Mme Martine Aubry, ministre de l'emploi et de la solidarité. ... alors que l'informatisation est un outil formidable
d'amélioration du système de santé !
A force de vouloir faire peur, au lieu d'inciter l'ensemble des professionnels de santé à participer à l'amélioration de ce
système, on en arrive à des blocages qui sont dignes du xixe siècle !
M. Charles Descours. Tout à fait !
M. le président. Veuillez conclure, madame le ministre.
Mme Martine Aubry, ministre de l'emploi et de la solidarité. Les choses évoluent, et je m'en réjouis : ainsi,
SESAME VITALE 1 sera, comme prévu, expérimenté en Bretagne dès le mois d'avril, mais je suis d'accord avec vous
pour estimer que c'est SESAME VITALE 2, déjà expérimenté à Nantes, qui constitue l'élément essentiel du dispositif,
grâce aux informations que nous pourrons soumettre aux médecins et à la participation de ceux-ci aux programmes de
santé, à la connaissance des épidémies, par le biais du réseau « Santé sociale ». Nous négocions actuellement un contrat
avec un organisme qui mettra en place ce grand réseau.

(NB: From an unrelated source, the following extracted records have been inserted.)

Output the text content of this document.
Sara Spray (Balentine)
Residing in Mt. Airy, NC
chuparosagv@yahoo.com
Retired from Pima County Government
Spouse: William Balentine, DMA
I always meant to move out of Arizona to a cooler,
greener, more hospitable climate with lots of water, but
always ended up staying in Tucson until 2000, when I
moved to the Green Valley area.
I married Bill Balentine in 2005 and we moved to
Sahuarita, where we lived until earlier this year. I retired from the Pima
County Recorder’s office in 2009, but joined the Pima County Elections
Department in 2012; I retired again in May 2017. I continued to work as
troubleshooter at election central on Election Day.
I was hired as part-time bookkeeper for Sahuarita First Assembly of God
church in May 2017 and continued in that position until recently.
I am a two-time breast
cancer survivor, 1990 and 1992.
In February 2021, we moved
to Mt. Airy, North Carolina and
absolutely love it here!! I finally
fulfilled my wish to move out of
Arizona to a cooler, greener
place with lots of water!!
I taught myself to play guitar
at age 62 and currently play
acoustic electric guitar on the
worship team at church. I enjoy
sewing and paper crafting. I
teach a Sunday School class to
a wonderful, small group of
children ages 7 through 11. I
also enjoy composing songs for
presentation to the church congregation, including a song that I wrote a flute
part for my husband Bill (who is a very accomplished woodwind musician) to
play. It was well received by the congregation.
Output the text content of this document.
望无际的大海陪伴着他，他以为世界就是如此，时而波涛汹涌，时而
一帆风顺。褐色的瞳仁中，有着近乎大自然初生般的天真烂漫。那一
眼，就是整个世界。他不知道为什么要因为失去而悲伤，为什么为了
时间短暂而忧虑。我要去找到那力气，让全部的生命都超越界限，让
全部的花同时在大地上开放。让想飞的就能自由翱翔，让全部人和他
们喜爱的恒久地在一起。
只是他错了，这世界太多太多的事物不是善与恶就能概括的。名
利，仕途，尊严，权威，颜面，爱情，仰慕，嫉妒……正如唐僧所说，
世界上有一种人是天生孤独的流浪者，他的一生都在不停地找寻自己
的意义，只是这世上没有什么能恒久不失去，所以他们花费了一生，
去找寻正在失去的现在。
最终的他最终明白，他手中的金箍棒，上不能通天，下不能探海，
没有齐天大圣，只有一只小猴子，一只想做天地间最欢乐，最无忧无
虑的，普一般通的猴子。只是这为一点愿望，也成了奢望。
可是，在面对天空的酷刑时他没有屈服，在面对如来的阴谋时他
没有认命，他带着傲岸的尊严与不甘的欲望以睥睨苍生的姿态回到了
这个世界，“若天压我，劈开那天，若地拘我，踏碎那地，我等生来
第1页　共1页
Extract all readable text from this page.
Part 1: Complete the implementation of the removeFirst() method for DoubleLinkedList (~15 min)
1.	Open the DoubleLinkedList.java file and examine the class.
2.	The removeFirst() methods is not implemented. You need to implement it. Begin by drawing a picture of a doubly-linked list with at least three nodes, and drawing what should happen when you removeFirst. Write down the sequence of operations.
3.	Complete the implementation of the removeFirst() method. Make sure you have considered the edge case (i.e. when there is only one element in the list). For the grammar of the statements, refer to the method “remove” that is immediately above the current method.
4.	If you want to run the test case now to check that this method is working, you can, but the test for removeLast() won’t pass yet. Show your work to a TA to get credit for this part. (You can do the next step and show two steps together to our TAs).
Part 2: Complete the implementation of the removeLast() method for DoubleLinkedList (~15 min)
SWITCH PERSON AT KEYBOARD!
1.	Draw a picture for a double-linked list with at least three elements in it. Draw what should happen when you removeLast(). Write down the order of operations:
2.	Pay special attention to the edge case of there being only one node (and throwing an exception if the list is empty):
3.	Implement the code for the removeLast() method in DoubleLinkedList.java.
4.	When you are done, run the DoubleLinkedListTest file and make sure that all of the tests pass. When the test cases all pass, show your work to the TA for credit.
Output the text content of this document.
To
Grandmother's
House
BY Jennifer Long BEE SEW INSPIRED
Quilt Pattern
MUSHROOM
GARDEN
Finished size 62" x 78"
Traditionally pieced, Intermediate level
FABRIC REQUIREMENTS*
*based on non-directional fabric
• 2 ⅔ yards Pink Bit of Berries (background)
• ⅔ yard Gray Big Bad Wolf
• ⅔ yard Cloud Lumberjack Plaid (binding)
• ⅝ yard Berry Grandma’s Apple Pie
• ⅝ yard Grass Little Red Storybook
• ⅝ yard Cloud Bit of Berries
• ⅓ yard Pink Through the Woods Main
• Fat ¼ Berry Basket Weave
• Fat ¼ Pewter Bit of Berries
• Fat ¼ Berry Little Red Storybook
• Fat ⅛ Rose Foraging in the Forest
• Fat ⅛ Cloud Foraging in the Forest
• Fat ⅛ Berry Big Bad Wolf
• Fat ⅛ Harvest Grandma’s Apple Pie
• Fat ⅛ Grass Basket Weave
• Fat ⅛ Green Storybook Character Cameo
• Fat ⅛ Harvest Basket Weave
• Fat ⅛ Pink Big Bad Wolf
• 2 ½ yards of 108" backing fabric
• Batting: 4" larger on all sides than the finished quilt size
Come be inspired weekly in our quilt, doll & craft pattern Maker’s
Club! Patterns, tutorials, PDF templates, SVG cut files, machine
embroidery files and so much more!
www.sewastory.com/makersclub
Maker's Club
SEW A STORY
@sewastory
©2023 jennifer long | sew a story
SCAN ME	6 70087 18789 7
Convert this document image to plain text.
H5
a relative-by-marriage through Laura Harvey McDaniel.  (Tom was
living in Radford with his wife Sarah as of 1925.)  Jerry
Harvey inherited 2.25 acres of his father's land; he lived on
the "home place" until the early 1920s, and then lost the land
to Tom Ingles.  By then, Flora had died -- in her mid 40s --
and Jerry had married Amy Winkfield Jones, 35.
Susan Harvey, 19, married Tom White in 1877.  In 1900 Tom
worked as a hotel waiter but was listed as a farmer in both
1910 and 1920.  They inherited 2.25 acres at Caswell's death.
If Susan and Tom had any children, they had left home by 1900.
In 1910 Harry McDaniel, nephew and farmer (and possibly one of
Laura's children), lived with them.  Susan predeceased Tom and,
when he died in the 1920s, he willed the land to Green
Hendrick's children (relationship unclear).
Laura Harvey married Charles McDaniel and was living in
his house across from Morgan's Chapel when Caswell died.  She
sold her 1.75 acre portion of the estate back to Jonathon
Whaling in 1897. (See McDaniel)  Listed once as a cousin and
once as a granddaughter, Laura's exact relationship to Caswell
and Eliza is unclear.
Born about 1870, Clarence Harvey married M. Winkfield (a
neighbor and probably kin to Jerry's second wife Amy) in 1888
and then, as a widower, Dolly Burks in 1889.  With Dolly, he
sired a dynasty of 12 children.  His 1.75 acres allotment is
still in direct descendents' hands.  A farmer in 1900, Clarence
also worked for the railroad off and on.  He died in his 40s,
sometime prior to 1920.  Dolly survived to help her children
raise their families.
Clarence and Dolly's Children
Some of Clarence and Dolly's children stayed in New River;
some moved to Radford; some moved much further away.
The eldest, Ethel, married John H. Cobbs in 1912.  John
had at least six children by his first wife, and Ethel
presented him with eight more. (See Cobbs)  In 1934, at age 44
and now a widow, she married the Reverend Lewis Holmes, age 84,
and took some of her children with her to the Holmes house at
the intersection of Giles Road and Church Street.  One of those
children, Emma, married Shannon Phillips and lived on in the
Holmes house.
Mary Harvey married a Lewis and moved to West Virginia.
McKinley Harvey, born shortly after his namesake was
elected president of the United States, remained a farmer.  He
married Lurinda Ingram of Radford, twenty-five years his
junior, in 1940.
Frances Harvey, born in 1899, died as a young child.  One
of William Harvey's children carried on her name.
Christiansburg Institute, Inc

J'espère que les médecins comprendront l'enjeu de l'informatisation et qu'ils s'équiperont dans un bref délai. Pour cela, il
faut que la CNAM fixe très rapidement les normes, afin que nous rattrapions notre retard et que nous disposions d'un
outil essentiel à la politique générale de santé. (Applaudissements sur les travées socialistes, sur celles du groupe
communiste républicain et citoyen, ainsi que sur certaines travées du RDSE.)